Furthermore, the Office for Disarmament Affairs activated the quick-response mechanism of the United Nations SaferGuard programme at the request of Equatorial Guinea after an arms depot exploded in Bata in March. The explosion killed more than 100 people. Acting through that mechanism and in cooperation with the Ammunition Management Advisory Team, the Office dispatched a team that provided technical advice while helping to clear the scene and limit the accident’s humanitarian consequences. In November, the Office deployed a similar mission to Togo, at the Government’s request, to provide technical assistance in proactively addressing obsolete arms depots.
In addition, despite the ongoing pandemic, the United Nations Trust Facility Supporting Cooperation on Arms Regulation (UNSCAR) funded 14 ongoing projects. As the administrator of the Trust Facility, the Office for Disarmament Affairs provided substantive input for those projects and supplied programming guidance for 12 new proposals. In response to the 2021 call for proposals, 36 applications were received, with the final selection of funding recipients to be decided in 2022.

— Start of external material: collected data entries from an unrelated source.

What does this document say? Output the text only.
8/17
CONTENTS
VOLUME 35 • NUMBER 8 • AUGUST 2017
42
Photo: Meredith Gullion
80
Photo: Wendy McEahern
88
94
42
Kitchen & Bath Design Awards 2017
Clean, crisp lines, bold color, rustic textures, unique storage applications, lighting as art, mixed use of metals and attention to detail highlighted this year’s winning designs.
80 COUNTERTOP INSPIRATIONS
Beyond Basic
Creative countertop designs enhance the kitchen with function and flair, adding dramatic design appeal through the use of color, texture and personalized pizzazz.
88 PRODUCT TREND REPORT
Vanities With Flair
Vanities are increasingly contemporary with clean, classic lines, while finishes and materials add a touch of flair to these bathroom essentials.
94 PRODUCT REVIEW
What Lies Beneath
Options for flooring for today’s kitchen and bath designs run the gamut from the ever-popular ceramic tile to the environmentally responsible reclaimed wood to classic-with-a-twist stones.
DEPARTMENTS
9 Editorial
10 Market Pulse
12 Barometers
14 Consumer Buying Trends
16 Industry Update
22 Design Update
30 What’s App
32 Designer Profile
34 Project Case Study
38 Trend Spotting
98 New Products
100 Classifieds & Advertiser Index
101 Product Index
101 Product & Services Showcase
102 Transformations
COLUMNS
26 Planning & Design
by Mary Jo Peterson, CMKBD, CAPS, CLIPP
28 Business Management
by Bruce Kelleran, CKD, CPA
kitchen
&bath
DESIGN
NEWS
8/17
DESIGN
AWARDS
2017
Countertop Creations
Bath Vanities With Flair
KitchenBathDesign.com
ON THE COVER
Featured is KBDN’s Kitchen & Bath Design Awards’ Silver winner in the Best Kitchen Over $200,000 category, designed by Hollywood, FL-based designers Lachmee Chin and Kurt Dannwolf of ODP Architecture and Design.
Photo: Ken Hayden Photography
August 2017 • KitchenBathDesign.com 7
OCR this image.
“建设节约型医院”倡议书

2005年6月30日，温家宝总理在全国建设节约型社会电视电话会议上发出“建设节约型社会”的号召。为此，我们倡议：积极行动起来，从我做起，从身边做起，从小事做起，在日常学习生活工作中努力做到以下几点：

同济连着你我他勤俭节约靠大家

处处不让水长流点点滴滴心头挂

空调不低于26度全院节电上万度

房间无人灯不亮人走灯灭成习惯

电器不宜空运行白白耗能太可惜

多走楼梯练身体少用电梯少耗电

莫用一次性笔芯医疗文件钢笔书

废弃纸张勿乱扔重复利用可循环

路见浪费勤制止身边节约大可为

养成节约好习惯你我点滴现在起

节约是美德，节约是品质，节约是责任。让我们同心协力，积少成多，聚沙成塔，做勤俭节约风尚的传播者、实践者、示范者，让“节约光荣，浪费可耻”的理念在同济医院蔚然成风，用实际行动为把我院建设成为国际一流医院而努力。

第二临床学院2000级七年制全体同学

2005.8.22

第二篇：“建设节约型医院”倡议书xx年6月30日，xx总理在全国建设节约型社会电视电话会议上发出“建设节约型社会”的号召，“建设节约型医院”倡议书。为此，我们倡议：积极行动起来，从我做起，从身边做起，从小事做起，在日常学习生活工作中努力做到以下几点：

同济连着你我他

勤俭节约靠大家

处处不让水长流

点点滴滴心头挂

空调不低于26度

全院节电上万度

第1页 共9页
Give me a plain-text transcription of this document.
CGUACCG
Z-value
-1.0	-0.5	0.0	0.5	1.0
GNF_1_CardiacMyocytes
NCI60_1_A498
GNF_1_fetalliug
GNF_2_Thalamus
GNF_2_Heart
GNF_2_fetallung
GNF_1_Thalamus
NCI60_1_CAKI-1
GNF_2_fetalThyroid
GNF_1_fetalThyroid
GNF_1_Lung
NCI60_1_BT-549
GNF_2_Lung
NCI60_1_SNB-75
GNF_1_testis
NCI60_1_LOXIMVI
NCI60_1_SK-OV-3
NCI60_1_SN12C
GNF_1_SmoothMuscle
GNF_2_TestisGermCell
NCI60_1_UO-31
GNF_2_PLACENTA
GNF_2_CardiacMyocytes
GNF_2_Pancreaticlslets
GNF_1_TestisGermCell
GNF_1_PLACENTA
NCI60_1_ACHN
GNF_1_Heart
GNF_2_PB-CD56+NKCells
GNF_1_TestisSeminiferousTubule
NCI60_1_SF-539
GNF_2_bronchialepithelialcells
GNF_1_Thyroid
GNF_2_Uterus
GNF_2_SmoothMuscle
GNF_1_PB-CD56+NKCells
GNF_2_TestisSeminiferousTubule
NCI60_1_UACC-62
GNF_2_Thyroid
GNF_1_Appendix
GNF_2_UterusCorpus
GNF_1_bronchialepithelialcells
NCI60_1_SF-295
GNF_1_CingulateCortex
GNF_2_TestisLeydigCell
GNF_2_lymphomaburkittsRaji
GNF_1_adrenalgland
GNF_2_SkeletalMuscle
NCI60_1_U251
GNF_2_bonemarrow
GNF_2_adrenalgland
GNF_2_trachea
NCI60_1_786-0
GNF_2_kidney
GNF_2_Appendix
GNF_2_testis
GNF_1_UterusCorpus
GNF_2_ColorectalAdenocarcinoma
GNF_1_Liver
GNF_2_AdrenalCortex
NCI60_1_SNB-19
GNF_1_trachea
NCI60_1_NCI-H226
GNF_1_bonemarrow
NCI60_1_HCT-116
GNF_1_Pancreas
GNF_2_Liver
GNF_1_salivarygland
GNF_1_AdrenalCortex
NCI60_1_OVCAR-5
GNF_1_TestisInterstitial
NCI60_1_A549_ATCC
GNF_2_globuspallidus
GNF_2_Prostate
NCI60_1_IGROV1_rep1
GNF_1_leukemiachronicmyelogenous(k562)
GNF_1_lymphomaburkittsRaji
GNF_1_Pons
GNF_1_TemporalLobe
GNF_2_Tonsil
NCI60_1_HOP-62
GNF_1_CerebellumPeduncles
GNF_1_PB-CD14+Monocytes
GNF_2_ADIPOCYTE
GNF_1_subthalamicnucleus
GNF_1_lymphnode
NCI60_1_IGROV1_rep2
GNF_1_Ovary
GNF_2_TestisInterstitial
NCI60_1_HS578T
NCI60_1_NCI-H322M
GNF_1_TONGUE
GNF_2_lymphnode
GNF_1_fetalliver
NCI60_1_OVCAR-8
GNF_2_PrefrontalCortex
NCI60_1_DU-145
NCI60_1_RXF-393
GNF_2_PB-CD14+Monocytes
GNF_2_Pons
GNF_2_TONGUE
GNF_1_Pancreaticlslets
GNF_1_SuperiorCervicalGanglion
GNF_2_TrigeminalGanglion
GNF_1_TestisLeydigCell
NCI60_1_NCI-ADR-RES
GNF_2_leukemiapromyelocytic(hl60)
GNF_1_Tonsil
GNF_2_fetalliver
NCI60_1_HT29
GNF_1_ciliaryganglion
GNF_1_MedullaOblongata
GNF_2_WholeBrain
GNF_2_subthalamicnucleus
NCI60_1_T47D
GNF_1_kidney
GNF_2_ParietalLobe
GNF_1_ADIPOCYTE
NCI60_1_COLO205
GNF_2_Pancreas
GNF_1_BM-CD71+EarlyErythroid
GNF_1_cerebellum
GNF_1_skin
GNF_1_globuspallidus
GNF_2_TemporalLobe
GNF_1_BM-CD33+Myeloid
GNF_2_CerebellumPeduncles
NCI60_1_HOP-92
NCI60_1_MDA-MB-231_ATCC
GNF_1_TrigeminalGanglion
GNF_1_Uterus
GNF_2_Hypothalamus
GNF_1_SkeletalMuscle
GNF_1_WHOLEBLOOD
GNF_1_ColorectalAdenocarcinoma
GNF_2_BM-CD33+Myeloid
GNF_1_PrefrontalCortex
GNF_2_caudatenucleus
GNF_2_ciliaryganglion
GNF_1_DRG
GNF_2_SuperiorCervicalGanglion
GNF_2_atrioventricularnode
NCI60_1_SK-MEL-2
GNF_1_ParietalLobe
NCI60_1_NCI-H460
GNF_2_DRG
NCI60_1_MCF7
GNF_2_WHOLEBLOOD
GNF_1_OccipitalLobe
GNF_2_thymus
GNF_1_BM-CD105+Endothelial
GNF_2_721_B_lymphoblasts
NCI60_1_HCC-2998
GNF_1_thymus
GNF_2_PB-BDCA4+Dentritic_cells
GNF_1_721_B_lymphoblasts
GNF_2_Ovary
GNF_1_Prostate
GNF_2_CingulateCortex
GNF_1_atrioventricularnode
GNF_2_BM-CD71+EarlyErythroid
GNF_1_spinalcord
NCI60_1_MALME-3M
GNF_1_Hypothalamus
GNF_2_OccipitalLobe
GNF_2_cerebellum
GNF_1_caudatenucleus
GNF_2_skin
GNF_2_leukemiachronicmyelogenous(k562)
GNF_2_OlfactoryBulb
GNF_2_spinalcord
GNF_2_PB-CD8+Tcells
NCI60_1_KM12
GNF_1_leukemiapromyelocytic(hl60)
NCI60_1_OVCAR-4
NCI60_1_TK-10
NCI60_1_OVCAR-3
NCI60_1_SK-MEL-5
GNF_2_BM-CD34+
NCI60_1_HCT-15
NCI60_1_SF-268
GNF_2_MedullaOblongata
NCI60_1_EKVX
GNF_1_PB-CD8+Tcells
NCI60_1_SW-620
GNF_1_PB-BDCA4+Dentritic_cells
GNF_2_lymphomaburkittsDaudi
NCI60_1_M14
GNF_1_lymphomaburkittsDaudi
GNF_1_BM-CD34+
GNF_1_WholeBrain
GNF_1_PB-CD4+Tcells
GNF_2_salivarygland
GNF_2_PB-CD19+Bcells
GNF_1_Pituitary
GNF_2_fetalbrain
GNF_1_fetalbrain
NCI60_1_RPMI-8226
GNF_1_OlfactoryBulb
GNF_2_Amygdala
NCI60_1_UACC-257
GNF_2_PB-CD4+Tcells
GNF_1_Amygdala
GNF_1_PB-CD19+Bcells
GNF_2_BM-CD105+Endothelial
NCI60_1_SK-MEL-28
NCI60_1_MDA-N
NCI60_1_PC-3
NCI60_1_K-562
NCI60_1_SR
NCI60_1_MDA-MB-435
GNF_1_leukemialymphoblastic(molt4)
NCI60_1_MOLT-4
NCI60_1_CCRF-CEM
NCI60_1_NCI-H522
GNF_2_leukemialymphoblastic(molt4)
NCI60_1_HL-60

The Office for Disarmament Affairs also expanded the Modular Small-arms-control Implementation Compendium (MOSAIC) by developing three new modules on the following: deactivation of small arms and light weapons; gun-free zones; and criminal justice responses to the illicit proliferation of small arms and light weapons. The Office also completed the translation from English into French and Spanish of all the MOSAIC modules, enabling Member States and civil society organizations to more easily access guidance contained in the modules.